Some revival in the primary markets

The improved sentiments and outlook of the equity markets has led to some activity taking place within the primary markets - the market that deals with issuance of new securities - which have gone through a prolonged dry spell for a while now.

As reported by the Economic Times, merchant bankers have begun meetings with large-sized investors - insurance companies, foreign investors, mutual funds and high net worth individuals (HNIs) - to solicit commitments.

A month from now, nearly a dozen equity issuances are expected to hit the market. These would be spread across initial public offerings (IPOs), offers for sale (OFS) and qualified institutional placements (QIPs).

The government's divestment programmes in companies such as National Mineral Development Corporation (NMDC), Oil India and Hindustan Copper are one side of it. A couple of large ticket IPOs as set to hit the markets early next month as well. These include Bharti Infratel, CARE Ratings and PC Jewellers. While the Bharti Infratel IPO would be sized at a massive Rs 50 bn, the other two would be launching IPOs of about Rs 5 bn.
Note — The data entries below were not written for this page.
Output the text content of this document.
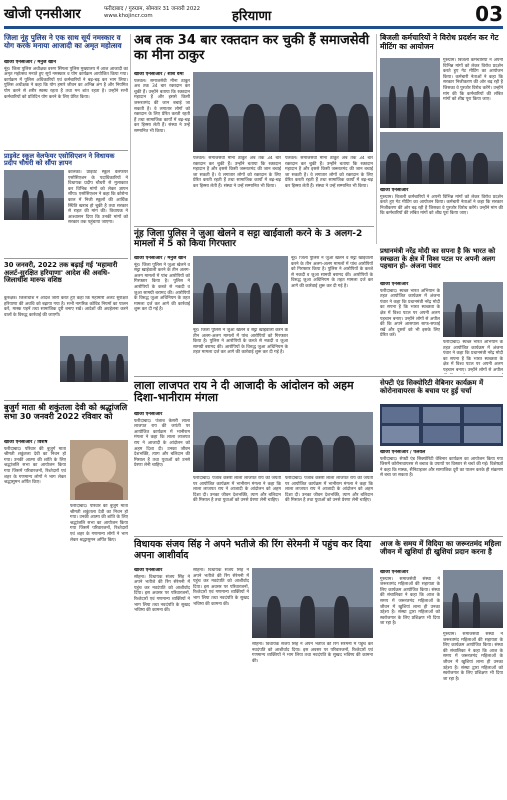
खोजी एनसीआर	फरीदाबाद / गुरुग्राम, सोमवार 31 जनवरी 2022
www.khojincr.com	हरियाणा	03
जिला नूंह पुलिस ने एक साथ सूर्य नमस्कार व योग करके मनाया आजादी का अमृत महोत्सव
खोजी एनसीआर / मनुज खान
नूंह। जिला पुलिस अधीक्षक वरुण सिंगला पुलिस मुख्यालय में आज आजादी का अमृत महोत्सव मनाते हुए सूर्य नमस्कार व योग कार्यक्रम आयोजित किया गया। कार्यक्रम में पुलिस अधिकारियों एवं कर्मचारियों ने बढ़-चढ़ कर भाग लिया। पुलिस अधीक्षक ने कहा कि योग हमारे जीवन का अभिन्न अंग है और नियमित योग करने से शरीर स्वस्थ रहता है तथा मन शांत रहता है। उन्होंने सभी कर्मचारियों को प्रतिदिन योग करने के लिए प्रेरित किया।
प्राइवेट स्कूल वेलफेयर एसोसिएशन ने विधायक प्रदीप चौधरी को सौंपा ज्ञापन
कालका। प्राइवेट स्कूल वेलफेयर एसोसिएशन के पदाधिकारियों ने विधायक प्रदीप चौधरी से मुलाकात कर विभिन्न मांगों को लेकर ज्ञापन सौंपा। एसोसिएशन ने कहा कि कोरोना काल में निजी स्कूलों की आर्थिक स्थिति खराब हो चुकी है तथा सरकार से राहत की मांग की। विधायक ने आश्वासन दिया कि उनकी मांगों को सरकार तक पहुंचाया जाएगा।
30 जनवरी, 2022 तक बढ़ाई गई 'महामारी अलर्ट-सुरक्षित हरियाणा' आदेश की अवधि-जिलाधीश मारुफ वशिष्ठ
कुरुक्षेत्र। जिलाधीश ने आदेश जारी करते हुए कहा कि महामारी अलर्ट सुरक्षित हरियाणा की अवधि को बढ़ाया गया है। सभी नागरिक कोविड नियमों का पालन करें, मास्क पहनें तथा सामाजिक दूरी बनाए रखें। आदेशों की अवहेलना करने वालों के विरुद्ध कार्रवाई की जाएगी।
बुजुर्ग माता श्री शकुंतला देवी को श्रद्धांजलि सभा 30 जनवरी 2022 रविवार को
खोजी एनसीआर / विशेष
फरीदाबाद। परिवार की बुजुर्ग माता श्रीमती शकुंतला देवी का निधन हो गया। उनकी आत्मा की शांति के लिए श्रद्धांजलि सभा का आयोजन किया गया जिसमें परिवारजनों, रिश्तेदारों एवं शहर के गणमान्य लोगों ने भाग लेकर श्रद्धासुमन अर्पित किए।
फरीदाबाद। परिवार की बुजुर्ग माता श्रीमती शकुंतला देवी का निधन हो गया। उनकी आत्मा की शांति के लिए श्रद्धांजलि सभा का आयोजन किया गया जिसमें परिवारजनों, रिश्तेदारों एवं शहर के गणमान्य लोगों ने भाग लेकर श्रद्धासुमन अर्पित किए।
अब तक 34 बार रक्तदान कर चुकी हैं समाजसेवी का मीना ठाकुर
खोजी एनसीआर / शशि वर्मा
पलवल। समाजसेवी मीना ठाकुर अब तक 34 बार रक्तदान कर चुकी हैं। उन्होंने बताया कि रक्तदान महादान है और इससे किसी जरूरतमंद की जान बचाई जा सकती है। वे लगातार लोगों को रक्तदान के लिए प्रेरित करती रहती हैं तथा सामाजिक कार्यों में बढ़-चढ़ कर हिस्सा लेती हैं। संस्था ने उन्हें सम्मानित भी किया।
पलवल। समाजसेवी मीना ठाकुर अब तक 34 बार रक्तदान कर चुकी हैं। उन्होंने बताया कि रक्तदान महादान है और इससे किसी जरूरतमंद की जान बचाई जा सकती है। वे लगातार लोगों को रक्तदान के लिए प्रेरित करती रहती हैं तथा सामाजिक कार्यों में बढ़-चढ़ कर हिस्सा लेती हैं। संस्था ने उन्हें सम्मानित भी किया।
पलवल। समाजसेवी मीना ठाकुर अब तक 34 बार रक्तदान कर चुकी हैं। उन्होंने बताया कि रक्तदान महादान है और इससे किसी जरूरतमंद की जान बचाई जा सकती है। वे लगातार लोगों को रक्तदान के लिए प्रेरित करती रहती हैं तथा सामाजिक कार्यों में बढ़-चढ़ कर हिस्सा लेती हैं। संस्था ने उन्हें सम्मानित भी किया।
नूंह जिला पुलिस ने जुआ खेलने व सट्टा खाईवाली करने के 3 अलग-2 मामलों में 5 को किया गिरफ्तार
खोजी एनसीआर / मनुज खान
नूंह। जिला पुलिस ने जुआ खेलने व सट्टा खाईवाली करने के तीन अलग-अलग मामलों में पांच आरोपियों को गिरफ्तार किया है। पुलिस ने आरोपियों के कब्जे से नकदी व जुआ सामग्री बरामद की। आरोपियों के विरुद्ध जुआ अधिनियम के तहत मामला दर्ज कर आगे की कार्रवाई शुरू कर दी गई है।
नूंह। जिला पुलिस ने जुआ खेलने व सट्टा खाईवाली करने के तीन अलग-अलग मामलों में पांच आरोपियों को गिरफ्तार किया है। पुलिस ने आरोपियों के कब्जे से नकदी व जुआ सामग्री बरामद की। आरोपियों के विरुद्ध जुआ अधिनियम के तहत मामला दर्ज कर आगे की कार्रवाई शुरू कर दी गई है।
नूंह। जिला पुलिस ने जुआ खेलने व सट्टा खाईवाली करने के तीन अलग-अलग मामलों में पांच आरोपियों को गिरफ्तार किया है। पुलिस ने आरोपियों के कब्जे से नकदी व जुआ सामग्री बरामद की। आरोपियों के विरुद्ध जुआ अधिनियम के तहत मामला दर्ज कर आगे की कार्रवाई शुरू कर दी गई है।
बिजली कर्मचारियों ने विरोध प्रदर्शन कर गेट मीटिंग का आयोजन
गुरुग्राम। बिजली कर्मचारियों ने अपनी विभिन्न मांगों को लेकर विरोध प्रदर्शन करते हुए गेट मीटिंग का आयोजन किया। कर्मचारी नेताओं ने कहा कि सरकार निजीकरण की ओर बढ़ रही है जिसका वे पुरजोर विरोध करेंगे। उन्होंने मांग की कि कर्मचारियों की लंबित मांगों को शीघ्र पूरा किया जाए।
खोजी एनसीआर
गुरुग्राम। बिजली कर्मचारियों ने अपनी विभिन्न मांगों को लेकर विरोध प्रदर्शन करते हुए गेट मीटिंग का आयोजन किया। कर्मचारी नेताओं ने कहा कि सरकार निजीकरण की ओर बढ़ रही है जिसका वे पुरजोर विरोध करेंगे। उन्होंने मांग की कि कर्मचारियों की लंबित मांगों को शीघ्र पूरा किया जाए।
प्रधानमंत्री नरेंद्र मोदी का सपना है कि भारत को स्वच्छता के क्षेत्र में विश्व पटल पर अपनी अलग पहचान हो- अंजना पंवार
खोजी एनसीआर
फरीदाबाद। स्वच्छ भारत अभियान के तहत आयोजित कार्यक्रम में अंजना पंवार ने कहा कि प्रधानमंत्री नरेंद्र मोदी का सपना है कि भारत स्वच्छता के क्षेत्र में विश्व पटल पर अपनी अलग पहचान बनाए। उन्होंने लोगों से अपील की कि अपने आसपास साफ-सफाई रखें और दूसरों को भी इसके लिए प्रेरित करें।
फरीदाबाद। स्वच्छ भारत अभियान के तहत आयोजित कार्यक्रम में अंजना पंवार ने कहा कि प्रधानमंत्री नरेंद्र मोदी का सपना है कि भारत स्वच्छता के क्षेत्र में विश्व पटल पर अपनी अलग पहचान बनाए। उन्होंने लोगों से अपील
लाला लाजपत राय ने दी आजादी के आंदोलन को अहम दिशा-भानीराम मंगला
खोजी एनसीआर
फरीदाबाद। पंजाब केसरी लाला लाजपत राय की जयंती पर आयोजित कार्यक्रम में भानीराम मंगला ने कहा कि लाला लाजपत राय ने आजादी के आंदोलन को अहम दिशा दी। उनका जीवन देशभक्ति, त्याग और बलिदान की मिसाल है तथा युवाओं को उनसे प्रेरणा लेनी चाहिए।
फरीदाबाद। पंजाब केसरी लाला लाजपत राय की जयंती पर आयोजित कार्यक्रम में भानीराम मंगला ने कहा कि लाला लाजपत राय ने आजादी के आंदोलन को अहम दिशा दी। उनका जीवन देशभक्ति, त्याग और बलिदान की मिसाल है तथा युवाओं को उनसे प्रेरणा लेनी चाहिए।
फरीदाबाद। पंजाब केसरी लाला लाजपत राय की जयंती पर आयोजित कार्यक्रम में भानीराम मंगला ने कहा कि लाला लाजपत राय ने आजादी के आंदोलन को अहम दिशा दी। उनका जीवन देशभक्ति, त्याग और बलिदान की मिसाल है तथा युवाओं को उनसे प्रेरणा लेनी चाहिए।
सेफ्टी एंड सिक्योरिटी वेबिनार कार्यक्रम में कोरोनावायरस के बचाव पर हुई चर्चा
खोजी एनसीआर / पलवल
फरीदाबाद। सेफ्टी एंड सिक्योरिटी वेबिनार कार्यक्रम का आयोजन किया गया जिसमें कोरोनावायरस से बचाव के उपायों पर विस्तार से चर्चा की गई। विशेषज्ञों ने कहा कि मास्क, सैनिटाइजर और सामाजिक दूरी का पालन करके ही संक्रमण से बचा जा सकता है।
विधायक संजय सिंह ने अपने भतीजे की रिंग सेरेमनी में पहुंच कर दिया अपना आशीर्वाद
खोजी एनसीआर
सोहना। विधायक संजय सिंह ने अपने भतीजे की रिंग सेरेमनी में पहुंच कर नवदंपति को आशीर्वाद दिया। इस अवसर पर परिवारजनों, रिश्तेदारों एवं गणमान्य व्यक्तियों ने भाग लिया तथा नवदंपति के सुखद भविष्य की कामना की।
सोहना। विधायक संजय सिंह ने अपने भतीजे की रिंग सेरेमनी में पहुंच कर नवदंपति को आशीर्वाद दिया। इस अवसर पर परिवारजनों, रिश्तेदारों एवं गणमान्य व्यक्तियों ने भाग लिया तथा नवदंपति के सुखद भविष्य की कामना की।
सोहना। विधायक संजय सिंह ने अपने भतीजे की रिंग सेरेमनी में पहुंच कर नवदंपति को आशीर्वाद दिया। इस अवसर पर परिवारजनों, रिश्तेदारों एवं गणमान्य व्यक्तियों ने भाग लिया तथा नवदंपति के सुखद भविष्य की कामना की।
आज के समय में विदिया का जरूरतमंद महिला जीवन में खुशियां ही खुशियां प्रदान करना है
खोजी एनसीआर
गुरुग्राम। समाजसेवी संस्था ने जरूरतमंद महिलाओं की सहायता के लिए कार्यक्रम आयोजित किया। संस्था की संचालिका ने कहा कि आज के समय में जरूरतमंद महिलाओं के जीवन में खुशियां लाना ही उनका उद्देश्य है। संस्था द्वारा महिलाओं को स्वरोजगार के लिए प्रशिक्षण भी दिया जा रहा है।
गुरुग्राम। समाजसेवी संस्था ने जरूरतमंद महिलाओं की सहायता के लिए कार्यक्रम आयोजित किया। संस्था की संचालिका ने कहा कि आज के समय में जरूरतमंद महिलाओं के जीवन में खुशियां लाना ही उनका उद्देश्य है। संस्था द्वारा महिलाओं को स्वरोजगार के लिए प्रशिक्षण भी दिया जा रहा है।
Further, the end of year target of promoters to lower their stakes to the maximum limit of 75% has led to a handful of promoters offloading their excess stakes through the OFS route. Companies - financial and non-financial - are also believed to want to take this route for raising capital.
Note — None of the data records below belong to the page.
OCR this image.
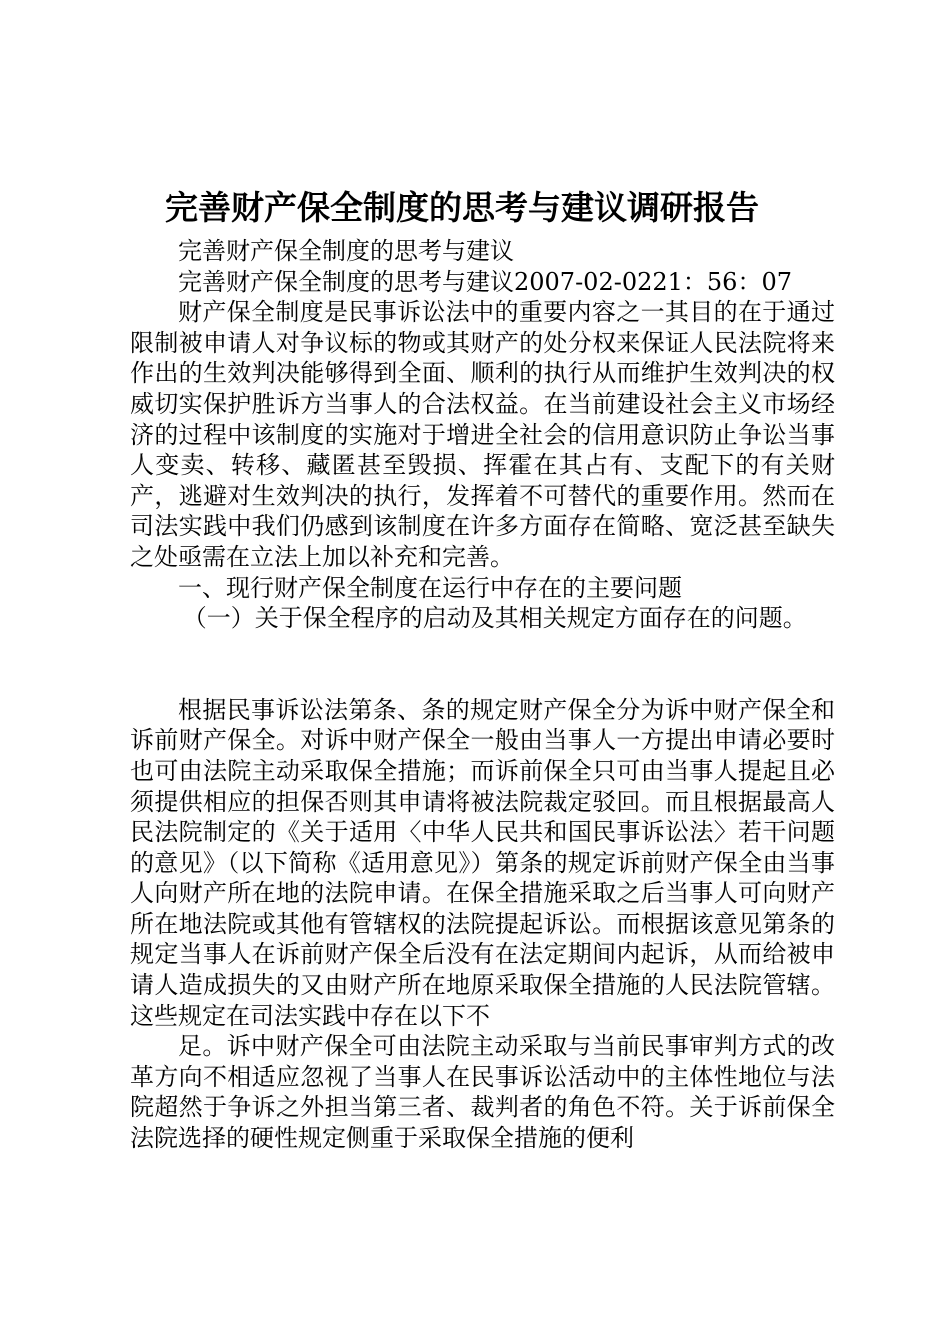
完善财产保全制度的思考与建议调研报告

完善财产保全制度的思考与建议

完善财产保全制度的思考与建议2007-02-0221：56：07

财产保全制度是民事诉讼法中的重要内容之一其目的在于通过限制被申请人对争议标的物或其财产的处分权来保证人民法院将来作出的生效判决能够得到全面、顺利的执行从而维护生效判决的权威切实保护胜诉方当事人的合法权益。在当前建设社会主义市场经济的过程中该制度的实施对于增进全社会的信用意识防止争讼当事人变卖、转移、藏匿甚至毁损、挥霍在其占有、支配下的有关财产，逃避对生效判决的执行，发挥着不可替代的重要作用。然而在司法实践中我们仍感到该制度在许多方面存在简略、宽泛甚至缺失之处亟需在立法上加以补充和完善。

一、现行财产保全制度在运行中存在的主要问题

（一）关于保全程序的启动及其相关规定方面存在的问题。

根据民事诉讼法第条、条的规定财产保全分为诉中财产保全和诉前财产保全。对诉中财产保全一般由当事人一方提出申请必要时也可由法院主动采取保全措施；而诉前保全只可由当事人提起且必须提供相应的担保否则其申请将被法院裁定驳回。而且根据最高人民法院制定的《关于适用〈中华人民共和国民事诉讼法〉若干问题的意见》（以下简称《适用意见》）第条的规定诉前财产保全由当事人向财产所在地的法院申请。在保全措施采取之后当事人可向财产所在地法院或其他有管辖权的法院提起诉讼。而根据该意见第条的规定当事人在诉前财产保全后没有在法定期间内起诉，从而给被申请人造成损失的又由财产所在地原采取保全措施的人民法院管辖。这些规定在司法实践中存在以下不

足。诉中财产保全可由法院主动采取与当前民事审判方式的改革方向不相适应忽视了当事人在民事诉讼活动中的主体性地位与法院超然于争诉之外担当第三者、裁判者的角色不符。关于诉前保全法院选择的硬性规定侧重于采取保全措施的便利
While market condition have been tough for most part of this year, seeing some revival in activity in the primary market does give out some positive sign. However, it must be noted and as pointed out by the business daily, December is generally a weak month for primary markets given the holiday season in the West. As such, this phenomenon could also be a possibility of meeting deadlines in some cases. Whether this trend will continue in the months to come is something that needs to be seen.